Consumers in 2020 are much more wary, more informed, and more connected than they have ever been in human history.
It follows that your reputation means everything.
Stop and answer these questions:
- What quality of work has your company delivered for its client/customer?
- How is your brand perceived right at this very moment?
- Are there complaints on Twitter, inquiries on a Facebook page currently being left unaddressed?
- What can you do to provide the most amount of value before a purchase is made?
Getting creative and putting the end-user first is an unbeatable recipe for success. The life-blood of your business is sales, but that cannot be the focus of your company.
The culture cannot be how to squeeze the most out of your client/customer.
Shift the frame and position yourself as one of the few companies that give much more than they take.
Master Marketers have a knack for making their message really feel personal to you. That is not by accident.
Gary Vee refers frequently to context.
Context is defined to be the circumstances that form the setting for an event, statement, or idea, and in terms of which it can be fully understood and assessed.

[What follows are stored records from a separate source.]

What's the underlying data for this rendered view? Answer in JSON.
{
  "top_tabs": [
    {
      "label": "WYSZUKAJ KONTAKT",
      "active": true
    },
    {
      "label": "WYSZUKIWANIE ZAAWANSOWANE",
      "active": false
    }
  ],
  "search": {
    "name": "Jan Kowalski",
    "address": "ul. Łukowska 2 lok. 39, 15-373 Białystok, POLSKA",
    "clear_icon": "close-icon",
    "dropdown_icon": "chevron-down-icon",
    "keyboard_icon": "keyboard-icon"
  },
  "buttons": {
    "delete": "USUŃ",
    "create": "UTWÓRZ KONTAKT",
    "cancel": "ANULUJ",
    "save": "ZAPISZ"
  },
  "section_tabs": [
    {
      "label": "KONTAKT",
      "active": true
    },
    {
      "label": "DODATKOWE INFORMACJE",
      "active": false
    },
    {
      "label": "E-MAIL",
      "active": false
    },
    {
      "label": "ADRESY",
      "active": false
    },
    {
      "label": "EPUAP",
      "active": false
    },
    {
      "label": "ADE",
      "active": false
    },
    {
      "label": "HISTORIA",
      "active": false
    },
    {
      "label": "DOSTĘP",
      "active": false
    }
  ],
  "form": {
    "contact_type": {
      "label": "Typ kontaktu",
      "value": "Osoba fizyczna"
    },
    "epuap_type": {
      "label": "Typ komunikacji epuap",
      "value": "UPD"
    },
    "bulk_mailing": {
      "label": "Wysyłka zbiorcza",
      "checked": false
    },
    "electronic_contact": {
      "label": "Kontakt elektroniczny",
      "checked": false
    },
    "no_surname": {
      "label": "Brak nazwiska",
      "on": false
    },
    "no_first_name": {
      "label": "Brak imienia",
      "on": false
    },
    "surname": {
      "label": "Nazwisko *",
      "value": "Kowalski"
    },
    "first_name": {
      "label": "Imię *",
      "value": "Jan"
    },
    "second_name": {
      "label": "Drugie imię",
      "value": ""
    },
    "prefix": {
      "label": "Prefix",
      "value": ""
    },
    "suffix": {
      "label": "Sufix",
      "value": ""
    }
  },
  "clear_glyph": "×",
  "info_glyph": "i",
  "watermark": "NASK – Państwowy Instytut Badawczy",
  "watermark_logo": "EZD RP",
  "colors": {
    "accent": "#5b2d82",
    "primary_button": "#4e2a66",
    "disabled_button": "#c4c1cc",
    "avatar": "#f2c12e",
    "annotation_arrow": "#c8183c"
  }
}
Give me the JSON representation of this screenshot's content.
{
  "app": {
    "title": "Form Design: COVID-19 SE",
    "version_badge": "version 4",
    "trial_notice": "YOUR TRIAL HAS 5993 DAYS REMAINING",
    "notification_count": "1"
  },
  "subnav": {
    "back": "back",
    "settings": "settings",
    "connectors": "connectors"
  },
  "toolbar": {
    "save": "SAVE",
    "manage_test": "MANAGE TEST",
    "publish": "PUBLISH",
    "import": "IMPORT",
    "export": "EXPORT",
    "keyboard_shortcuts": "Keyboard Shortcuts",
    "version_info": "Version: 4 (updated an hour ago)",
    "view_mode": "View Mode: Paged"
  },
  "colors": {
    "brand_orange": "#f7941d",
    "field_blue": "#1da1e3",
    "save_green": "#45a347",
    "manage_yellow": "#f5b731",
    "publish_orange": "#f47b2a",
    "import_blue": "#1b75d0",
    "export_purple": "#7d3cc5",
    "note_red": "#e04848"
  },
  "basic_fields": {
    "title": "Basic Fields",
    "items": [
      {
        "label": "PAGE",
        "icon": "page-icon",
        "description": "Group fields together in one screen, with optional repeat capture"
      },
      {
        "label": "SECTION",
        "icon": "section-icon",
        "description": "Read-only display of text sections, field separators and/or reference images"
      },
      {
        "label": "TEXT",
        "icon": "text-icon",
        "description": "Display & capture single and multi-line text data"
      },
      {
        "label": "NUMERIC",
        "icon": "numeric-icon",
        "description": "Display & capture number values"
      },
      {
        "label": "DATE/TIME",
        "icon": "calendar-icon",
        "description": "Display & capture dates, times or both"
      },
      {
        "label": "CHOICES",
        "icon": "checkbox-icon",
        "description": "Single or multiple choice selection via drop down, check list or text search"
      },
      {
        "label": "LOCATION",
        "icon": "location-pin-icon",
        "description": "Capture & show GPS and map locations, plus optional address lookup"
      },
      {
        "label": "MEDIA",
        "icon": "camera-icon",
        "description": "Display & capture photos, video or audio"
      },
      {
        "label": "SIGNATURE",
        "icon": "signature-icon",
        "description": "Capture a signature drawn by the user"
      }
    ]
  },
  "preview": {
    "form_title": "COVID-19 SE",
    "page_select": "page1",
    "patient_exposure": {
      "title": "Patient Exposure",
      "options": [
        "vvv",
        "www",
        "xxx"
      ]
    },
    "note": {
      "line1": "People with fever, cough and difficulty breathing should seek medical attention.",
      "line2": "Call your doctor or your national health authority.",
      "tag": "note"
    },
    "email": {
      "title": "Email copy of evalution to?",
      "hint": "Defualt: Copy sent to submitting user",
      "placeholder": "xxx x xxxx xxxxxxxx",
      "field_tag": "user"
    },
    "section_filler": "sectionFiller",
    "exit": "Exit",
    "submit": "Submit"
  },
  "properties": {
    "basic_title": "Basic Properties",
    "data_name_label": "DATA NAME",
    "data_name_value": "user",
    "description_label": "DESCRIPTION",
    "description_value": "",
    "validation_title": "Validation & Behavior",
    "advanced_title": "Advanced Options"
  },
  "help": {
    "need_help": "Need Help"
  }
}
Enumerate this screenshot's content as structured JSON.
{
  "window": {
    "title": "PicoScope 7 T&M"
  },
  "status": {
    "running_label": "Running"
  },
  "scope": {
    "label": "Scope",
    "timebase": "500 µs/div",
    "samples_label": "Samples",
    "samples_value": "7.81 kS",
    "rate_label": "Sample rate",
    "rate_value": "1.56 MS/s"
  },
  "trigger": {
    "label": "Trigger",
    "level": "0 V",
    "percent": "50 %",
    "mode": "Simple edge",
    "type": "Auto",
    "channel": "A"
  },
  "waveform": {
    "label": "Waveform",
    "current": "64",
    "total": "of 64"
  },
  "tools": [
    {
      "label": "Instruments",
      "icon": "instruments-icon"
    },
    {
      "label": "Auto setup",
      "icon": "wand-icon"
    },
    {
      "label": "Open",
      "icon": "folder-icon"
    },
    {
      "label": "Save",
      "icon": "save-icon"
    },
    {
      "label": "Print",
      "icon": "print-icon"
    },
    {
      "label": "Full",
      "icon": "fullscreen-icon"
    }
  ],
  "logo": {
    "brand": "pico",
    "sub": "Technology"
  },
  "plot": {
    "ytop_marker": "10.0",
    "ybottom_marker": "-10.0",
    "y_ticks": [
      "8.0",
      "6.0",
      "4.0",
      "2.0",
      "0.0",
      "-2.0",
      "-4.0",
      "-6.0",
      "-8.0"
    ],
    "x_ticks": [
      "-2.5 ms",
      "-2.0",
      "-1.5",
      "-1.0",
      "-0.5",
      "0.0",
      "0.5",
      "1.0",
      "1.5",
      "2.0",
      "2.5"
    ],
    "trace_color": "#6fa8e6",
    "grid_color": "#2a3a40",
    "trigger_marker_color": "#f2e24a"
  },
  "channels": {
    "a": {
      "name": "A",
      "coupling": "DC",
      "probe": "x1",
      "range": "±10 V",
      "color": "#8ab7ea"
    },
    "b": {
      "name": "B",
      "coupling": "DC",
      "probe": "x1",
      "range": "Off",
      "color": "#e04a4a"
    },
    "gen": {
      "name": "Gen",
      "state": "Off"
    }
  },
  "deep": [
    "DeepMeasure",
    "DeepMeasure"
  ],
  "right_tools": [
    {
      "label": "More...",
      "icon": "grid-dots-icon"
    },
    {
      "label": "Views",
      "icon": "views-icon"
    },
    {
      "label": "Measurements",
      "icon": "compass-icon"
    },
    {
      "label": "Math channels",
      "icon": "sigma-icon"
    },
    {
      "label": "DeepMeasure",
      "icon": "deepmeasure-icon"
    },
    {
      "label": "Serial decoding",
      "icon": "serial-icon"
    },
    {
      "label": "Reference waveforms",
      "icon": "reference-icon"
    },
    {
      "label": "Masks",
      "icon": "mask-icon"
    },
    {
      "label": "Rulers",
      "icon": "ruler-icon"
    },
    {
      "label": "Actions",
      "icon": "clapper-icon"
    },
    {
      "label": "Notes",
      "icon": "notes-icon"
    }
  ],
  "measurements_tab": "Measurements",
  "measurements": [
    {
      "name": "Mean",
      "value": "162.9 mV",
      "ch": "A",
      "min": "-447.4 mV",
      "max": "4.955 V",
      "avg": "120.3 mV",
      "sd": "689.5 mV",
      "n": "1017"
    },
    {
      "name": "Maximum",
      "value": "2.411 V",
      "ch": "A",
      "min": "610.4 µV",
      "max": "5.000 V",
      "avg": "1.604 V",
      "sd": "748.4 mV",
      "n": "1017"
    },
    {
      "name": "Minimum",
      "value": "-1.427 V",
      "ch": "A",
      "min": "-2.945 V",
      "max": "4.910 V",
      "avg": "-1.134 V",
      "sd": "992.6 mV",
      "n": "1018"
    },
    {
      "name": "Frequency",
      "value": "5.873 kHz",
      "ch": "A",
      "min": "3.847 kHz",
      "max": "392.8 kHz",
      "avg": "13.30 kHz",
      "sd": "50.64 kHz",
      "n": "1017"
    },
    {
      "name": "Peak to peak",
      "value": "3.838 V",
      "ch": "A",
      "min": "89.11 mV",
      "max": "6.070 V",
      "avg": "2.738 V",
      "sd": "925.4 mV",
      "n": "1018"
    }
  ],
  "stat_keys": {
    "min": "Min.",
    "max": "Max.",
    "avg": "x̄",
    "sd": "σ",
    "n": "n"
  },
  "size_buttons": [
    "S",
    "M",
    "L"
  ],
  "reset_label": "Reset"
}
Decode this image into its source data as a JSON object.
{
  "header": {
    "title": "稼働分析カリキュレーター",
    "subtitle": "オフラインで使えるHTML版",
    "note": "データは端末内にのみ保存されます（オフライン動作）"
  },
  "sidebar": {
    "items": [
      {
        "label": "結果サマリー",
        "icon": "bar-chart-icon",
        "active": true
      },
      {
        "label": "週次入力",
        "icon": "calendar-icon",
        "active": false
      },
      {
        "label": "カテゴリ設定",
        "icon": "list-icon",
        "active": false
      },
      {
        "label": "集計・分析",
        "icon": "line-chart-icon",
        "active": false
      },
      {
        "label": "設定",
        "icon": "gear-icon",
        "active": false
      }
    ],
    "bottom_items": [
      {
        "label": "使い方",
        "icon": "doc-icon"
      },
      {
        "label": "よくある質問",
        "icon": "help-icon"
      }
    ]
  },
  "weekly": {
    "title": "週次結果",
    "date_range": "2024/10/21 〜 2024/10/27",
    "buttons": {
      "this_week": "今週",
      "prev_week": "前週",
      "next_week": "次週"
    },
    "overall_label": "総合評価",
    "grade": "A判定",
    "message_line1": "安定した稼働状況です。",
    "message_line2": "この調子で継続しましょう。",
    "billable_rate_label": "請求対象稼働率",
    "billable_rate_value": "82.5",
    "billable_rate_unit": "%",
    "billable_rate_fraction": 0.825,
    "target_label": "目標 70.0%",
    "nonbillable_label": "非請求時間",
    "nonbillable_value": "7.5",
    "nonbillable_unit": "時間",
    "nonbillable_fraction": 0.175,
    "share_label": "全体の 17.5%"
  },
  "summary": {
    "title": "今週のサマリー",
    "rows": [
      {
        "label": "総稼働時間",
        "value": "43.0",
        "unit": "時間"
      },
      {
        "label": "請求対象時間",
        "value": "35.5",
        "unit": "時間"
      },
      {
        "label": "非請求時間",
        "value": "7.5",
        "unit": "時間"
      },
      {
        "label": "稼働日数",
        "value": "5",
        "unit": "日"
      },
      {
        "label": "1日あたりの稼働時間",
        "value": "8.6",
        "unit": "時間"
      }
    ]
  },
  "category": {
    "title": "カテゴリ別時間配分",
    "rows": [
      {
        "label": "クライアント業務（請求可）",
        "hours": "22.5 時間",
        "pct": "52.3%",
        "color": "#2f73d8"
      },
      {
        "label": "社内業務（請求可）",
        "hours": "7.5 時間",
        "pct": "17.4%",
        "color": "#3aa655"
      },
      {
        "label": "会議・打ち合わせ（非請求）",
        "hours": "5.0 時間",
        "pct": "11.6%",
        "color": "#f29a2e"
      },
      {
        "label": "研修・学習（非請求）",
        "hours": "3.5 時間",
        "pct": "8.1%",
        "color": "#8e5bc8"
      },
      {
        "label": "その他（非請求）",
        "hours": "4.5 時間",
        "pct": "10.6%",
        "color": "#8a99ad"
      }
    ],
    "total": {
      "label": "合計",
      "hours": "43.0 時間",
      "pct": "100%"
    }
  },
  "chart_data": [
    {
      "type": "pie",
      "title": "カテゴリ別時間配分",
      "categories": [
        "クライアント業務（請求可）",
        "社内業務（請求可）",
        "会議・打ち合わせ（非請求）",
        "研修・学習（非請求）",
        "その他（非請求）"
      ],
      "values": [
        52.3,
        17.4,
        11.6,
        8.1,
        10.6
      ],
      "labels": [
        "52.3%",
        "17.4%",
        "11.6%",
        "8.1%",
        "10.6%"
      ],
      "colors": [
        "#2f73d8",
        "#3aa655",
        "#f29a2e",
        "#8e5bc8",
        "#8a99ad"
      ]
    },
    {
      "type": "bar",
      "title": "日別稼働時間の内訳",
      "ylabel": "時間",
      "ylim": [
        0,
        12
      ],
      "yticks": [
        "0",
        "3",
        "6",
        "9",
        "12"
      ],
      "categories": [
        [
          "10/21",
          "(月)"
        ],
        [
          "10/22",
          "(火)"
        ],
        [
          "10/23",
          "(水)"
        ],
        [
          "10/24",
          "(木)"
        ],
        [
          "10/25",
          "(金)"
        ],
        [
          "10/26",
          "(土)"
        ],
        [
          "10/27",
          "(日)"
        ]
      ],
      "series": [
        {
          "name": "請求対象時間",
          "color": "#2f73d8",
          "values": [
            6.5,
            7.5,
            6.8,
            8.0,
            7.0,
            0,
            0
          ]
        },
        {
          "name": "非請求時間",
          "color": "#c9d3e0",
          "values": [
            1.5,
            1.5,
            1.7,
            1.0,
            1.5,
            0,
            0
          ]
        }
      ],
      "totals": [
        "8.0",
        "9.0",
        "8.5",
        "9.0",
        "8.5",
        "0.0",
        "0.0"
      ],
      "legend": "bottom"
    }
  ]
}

In the realm of Marketing, this is a matter of presenting your brand to your custom end-user under a strict set of circumstances (impressions, avatar, etc.) so that they can find instant value in what you are offering. No gimmicks here – the key is to provide value to the end-user. That is how you can ever hope to connect with them.
The question(s) of how to stop a scrolling thumb, hold an ever-shrinking attention span, or how to get “Millennials to stop being so entitled” are challenging to answer. Frame your message within the context that your user will be engaging with your brand.